Clinical trial data is generated across sponsors, contract research organizations (CROs), academic medical centers, and regulatory agencies using formats that cannot be combined without extensive manual harmonization. CDISC standards (SDTM, ADaM, CDASH) define common data models, but adoption varies: FDA requires CDISC for submissions but EMA, PMDA, and most national regulators accept proprietary formats. Within CDISC itself, implementation varies — a 2023 TransCelerate audit found that SDTM datasets from different sponsors used the same variable names for different data elements in 23% of cases. Electronic health record (EHR) data used for real-world evidence studies comes in FHIR, HL7 v2, CDA, or proprietary formats, none of which map cleanly to CDISC trial data models. The result is that combining data across trials for meta-analysis, safety signal detection, or regulatory review requires months of manual data harmonization per study.

Drug development costs $1–2 billion per approved compound, and a substantial fraction of that cost is data management — reconciling formats, cleaning variables, and mapping terminologies across sites, sponsors, and regulators. The inability to aggregate clinical trial data efficiently delays safety signal detection: adverse events visible only by pooling data across sponsors may go undetected for years. The FDA's Real-World Evidence program depends on integrating trial data with EHR data — but the format gap between CDISC-structured trial data and HL7/FHIR-structured clinical data makes this integration a major bottleneck. Patients in rare diseases are particularly affected: with small trial populations, combining data across all available studies is essential for statistical power, but format incompatibility makes pooled analysis prohibitively expensive.

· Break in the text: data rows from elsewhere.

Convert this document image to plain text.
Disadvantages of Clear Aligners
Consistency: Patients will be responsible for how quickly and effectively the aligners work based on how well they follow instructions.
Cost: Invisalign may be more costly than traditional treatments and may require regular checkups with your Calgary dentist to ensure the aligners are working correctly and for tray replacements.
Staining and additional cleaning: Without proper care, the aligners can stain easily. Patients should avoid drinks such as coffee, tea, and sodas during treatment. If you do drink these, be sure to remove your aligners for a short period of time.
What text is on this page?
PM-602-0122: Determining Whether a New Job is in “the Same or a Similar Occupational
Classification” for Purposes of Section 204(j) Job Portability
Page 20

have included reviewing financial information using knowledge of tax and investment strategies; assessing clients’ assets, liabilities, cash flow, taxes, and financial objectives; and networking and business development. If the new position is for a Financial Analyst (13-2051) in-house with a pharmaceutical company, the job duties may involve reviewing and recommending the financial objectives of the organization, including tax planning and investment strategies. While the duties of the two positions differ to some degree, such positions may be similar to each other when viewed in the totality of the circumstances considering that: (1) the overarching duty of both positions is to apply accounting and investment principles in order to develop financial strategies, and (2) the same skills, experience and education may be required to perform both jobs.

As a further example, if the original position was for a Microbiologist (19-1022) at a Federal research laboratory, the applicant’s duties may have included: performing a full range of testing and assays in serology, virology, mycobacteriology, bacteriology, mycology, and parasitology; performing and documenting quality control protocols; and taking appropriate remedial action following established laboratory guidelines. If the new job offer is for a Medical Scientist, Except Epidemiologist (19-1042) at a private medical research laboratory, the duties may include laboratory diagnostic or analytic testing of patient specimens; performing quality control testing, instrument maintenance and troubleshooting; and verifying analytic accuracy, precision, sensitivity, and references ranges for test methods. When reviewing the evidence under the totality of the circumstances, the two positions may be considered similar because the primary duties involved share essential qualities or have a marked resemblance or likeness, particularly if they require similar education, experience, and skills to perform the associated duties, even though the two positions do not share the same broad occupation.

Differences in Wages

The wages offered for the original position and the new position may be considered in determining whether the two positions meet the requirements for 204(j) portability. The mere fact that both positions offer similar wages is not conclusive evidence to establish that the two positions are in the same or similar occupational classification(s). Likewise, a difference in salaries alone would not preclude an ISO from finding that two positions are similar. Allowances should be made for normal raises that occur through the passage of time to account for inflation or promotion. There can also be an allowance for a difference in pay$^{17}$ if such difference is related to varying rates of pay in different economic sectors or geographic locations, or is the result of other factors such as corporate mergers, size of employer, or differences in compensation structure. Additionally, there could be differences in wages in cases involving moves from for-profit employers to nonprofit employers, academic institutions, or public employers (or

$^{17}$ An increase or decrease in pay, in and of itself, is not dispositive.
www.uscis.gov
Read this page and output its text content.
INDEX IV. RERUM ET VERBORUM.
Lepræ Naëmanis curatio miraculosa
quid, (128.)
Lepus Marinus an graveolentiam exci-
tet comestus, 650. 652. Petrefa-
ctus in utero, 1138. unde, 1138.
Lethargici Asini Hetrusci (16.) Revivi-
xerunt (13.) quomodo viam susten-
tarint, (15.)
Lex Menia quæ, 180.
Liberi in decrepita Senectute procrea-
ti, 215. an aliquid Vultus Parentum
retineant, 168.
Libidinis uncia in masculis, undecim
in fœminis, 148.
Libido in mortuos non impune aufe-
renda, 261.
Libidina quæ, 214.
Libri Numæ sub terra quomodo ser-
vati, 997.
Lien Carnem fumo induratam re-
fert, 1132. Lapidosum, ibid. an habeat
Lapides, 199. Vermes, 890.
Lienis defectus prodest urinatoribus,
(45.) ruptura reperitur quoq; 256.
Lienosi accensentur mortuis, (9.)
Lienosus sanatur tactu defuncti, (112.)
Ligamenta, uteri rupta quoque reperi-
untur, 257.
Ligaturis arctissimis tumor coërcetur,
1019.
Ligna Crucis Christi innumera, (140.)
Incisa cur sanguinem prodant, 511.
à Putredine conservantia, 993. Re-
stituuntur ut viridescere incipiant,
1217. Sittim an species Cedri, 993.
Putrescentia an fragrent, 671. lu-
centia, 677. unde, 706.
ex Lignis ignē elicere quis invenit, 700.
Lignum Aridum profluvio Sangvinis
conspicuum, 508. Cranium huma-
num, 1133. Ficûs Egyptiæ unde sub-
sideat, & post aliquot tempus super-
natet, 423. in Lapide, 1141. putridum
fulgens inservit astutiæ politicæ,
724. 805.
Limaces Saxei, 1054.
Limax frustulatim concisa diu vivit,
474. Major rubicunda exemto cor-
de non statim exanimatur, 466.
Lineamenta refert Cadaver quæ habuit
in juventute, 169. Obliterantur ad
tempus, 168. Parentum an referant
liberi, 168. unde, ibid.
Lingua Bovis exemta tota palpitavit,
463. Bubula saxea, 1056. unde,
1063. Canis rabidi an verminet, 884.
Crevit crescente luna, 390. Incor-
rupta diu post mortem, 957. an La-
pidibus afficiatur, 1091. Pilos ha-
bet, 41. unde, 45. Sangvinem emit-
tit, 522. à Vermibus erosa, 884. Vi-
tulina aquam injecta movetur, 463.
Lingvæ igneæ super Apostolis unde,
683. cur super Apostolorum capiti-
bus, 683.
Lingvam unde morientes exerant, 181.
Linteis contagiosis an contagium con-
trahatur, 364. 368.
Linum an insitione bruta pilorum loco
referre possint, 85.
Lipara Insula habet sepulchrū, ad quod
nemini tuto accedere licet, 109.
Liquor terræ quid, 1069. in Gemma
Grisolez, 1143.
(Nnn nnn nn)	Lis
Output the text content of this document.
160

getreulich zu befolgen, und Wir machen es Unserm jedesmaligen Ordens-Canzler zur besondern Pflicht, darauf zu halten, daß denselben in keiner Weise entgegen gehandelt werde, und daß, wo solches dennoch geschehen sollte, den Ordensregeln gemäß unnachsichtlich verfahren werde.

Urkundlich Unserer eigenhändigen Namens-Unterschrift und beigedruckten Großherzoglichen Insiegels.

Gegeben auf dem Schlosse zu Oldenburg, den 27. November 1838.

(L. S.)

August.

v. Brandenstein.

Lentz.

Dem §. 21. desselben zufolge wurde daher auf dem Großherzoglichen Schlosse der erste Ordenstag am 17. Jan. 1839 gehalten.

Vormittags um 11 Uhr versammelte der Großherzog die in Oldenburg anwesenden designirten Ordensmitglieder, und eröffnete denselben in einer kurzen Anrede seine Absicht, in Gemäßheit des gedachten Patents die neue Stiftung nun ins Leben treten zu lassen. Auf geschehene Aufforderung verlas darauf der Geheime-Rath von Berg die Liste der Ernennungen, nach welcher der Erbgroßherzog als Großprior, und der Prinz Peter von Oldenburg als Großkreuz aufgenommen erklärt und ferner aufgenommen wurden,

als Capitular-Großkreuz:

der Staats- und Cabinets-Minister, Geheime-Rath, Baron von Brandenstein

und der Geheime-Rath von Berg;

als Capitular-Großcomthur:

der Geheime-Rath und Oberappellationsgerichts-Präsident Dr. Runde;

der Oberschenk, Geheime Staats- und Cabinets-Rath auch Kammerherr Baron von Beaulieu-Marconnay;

CDISC standards have been in development since 1997 and adopted by FDA since 2004, but implementation inconsistency persists because the standards provide vocabulary without enforcing usage rules — sponsors interpret controlled terminology differently. The OMOP Common Data Model (Observational Health Data Sciences and Informatics) addresses EHR-to-research conversion but creates a parallel ecosystem that doesn't interoperate with CDISC. ClinicalTrials.gov collects trial metadata but not the underlying data. Attempts at universal patient identifiers (to link a patient's trial data with their EHR data) have been repeatedly blocked by privacy concerns and political opposition. The EU's European Health Data Space aims to enable cross-border clinical data exchange but relies on member states adopting compatible implementations — the same voluntary-adoption problem that CDISC faces.

Automated semantic mapping tools that translate between CDISC, OMOP, and FHIR representations of the same clinical concepts — not requiring all parties to adopt a single standard but enabling translation at boundaries. Standardized variable-level metadata (including units, coding systems, and measurement protocols) embedded in data files rather than external documentation, so that format translation can be automated. Federated analysis platforms that query data in place without requiring centralized aggregation — each site maintains its own format, and the analysis query is translated at each site boundary.

A team could select a specific clinical domain (e.g., oncology or diabetes) and map how a single data element (e.g., tumor response, HbA1c measurement) is represented across CDISC SDTM, OMOP CDM, and FHIR, documenting where semantic differences prevent automated translation and proposing a mapping specification. A data engineering team could prototype an automated CDISC-to-FHIR translation layer for a subset of common data elements using existing mapping tables and test it against publicly available clinical trial datasets (from YODA Project or Vivli). Relevant disciplines: biomedical informatics, clinical research, data engineering, health policy.